だけど、私が面接で聞きたいことって「どれくらい休めますか?」だけだった。
その瞬間、心の中で思った。
――あ、私、働く気ないわ。社会不適合者だ。
そんなときになんとなくノートに書いたネームが、しっかり起承転結ができていることに気づいた。
始めて漫画らしい漫画をかけたことに、私は震えた。
それが引き金となり、「これは完成させなきゃ!」と投稿用の漫画にすることを決めた。
みんなが就活を頑張っている中、私は夢中で漫画を描いた。
今までならろくに読まなかった漫画雑誌の巻末にある「漫画投稿ページ」の批評欄をしっかり読み込んで、
「ここに書かれてることを全部やったら、デビューできるかもしれない」って、できることは全部取り組んだ。

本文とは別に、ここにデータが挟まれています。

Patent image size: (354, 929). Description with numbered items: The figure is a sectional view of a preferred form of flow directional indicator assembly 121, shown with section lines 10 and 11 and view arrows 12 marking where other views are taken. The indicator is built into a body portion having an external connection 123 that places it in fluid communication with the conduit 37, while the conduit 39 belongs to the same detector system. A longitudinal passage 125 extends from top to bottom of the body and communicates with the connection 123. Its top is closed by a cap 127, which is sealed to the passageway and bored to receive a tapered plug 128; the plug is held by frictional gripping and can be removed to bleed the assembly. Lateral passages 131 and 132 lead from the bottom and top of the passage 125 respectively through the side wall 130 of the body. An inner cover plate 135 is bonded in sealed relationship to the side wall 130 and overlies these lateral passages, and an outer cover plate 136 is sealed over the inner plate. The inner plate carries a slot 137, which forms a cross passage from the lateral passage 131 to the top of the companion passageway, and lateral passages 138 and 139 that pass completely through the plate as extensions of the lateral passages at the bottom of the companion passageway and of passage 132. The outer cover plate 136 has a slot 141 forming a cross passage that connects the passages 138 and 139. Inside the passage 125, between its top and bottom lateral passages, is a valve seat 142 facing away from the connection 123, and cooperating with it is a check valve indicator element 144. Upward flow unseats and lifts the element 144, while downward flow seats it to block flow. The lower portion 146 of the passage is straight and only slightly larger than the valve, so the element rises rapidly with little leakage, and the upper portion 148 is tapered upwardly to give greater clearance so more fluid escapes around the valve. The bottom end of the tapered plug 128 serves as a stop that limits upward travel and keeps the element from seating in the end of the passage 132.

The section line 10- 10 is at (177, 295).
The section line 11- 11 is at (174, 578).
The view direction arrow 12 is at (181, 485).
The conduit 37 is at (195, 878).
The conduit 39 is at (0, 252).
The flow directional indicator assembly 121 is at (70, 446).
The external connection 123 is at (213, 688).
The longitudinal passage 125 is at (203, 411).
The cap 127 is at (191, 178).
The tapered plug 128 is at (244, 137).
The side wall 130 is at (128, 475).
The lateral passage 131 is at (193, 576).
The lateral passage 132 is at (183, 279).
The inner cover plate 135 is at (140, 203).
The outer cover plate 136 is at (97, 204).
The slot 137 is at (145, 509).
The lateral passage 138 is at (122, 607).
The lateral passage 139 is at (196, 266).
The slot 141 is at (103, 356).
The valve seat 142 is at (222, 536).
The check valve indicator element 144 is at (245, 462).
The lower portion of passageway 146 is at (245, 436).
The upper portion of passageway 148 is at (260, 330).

“好きな作家を模写しろ”と他の人の批評欄に何度も書かれてたから、大好きなジョージ朝倉さんの目の描き方をひたすら真似した。
似てるかどうかなんて今見ると悲しいくらい似てないんだけど、机に貼って、睨みつけるように観察して、真似して。
見つけてもらうには自分を変えるしかないって思って、個性至上主義だった私が初めて
「人に読んでもらうために、自分の絵を変えよう」
と思って努力した。
そして16ページの読み切りを完成させて、
またもや私は遊園地に行くようなワクワク感で出版社に持ち込みに行った。
就活の面接では、あんなに気が重くて、自分がつまらないコマの一部にしか思えなかったのに、漫画の持ち込みは違った。
だって、それは一対一で、自分の「作品」を見てもらえる場だったから。
そして、その持ち込みでついに担当さんがついた。
しかも、その担当さんがイケメンだった。
私はそこからさらに謎のスイッチが入って、
「担当さんに漫画を褒められたい!なんなら私のことも可愛いと思ってくれ!!」と半年で7キロ痩せた。
個性至上主義の私は、ここでも「可愛いと思ってもらうには、世間一般のかわいい基準をまず知らねば!」と、服を総入れ替え。
初めてマネキン買いをした。
漫画で学んだことを他のことにも適用し始めたのだ。
イケメン担当により、漫画創作意欲も美意識スイッチも入った私は、次の作品でデビューする。
しかも、ありがたいことに大学在学中にデビューし、卒業と同時に初連載が決まった。
しかし、このあと、私は「連載=ゴール」じゃなかったってことに気づかされる。
本当の“迷子”は、ここから始まったんだと思う。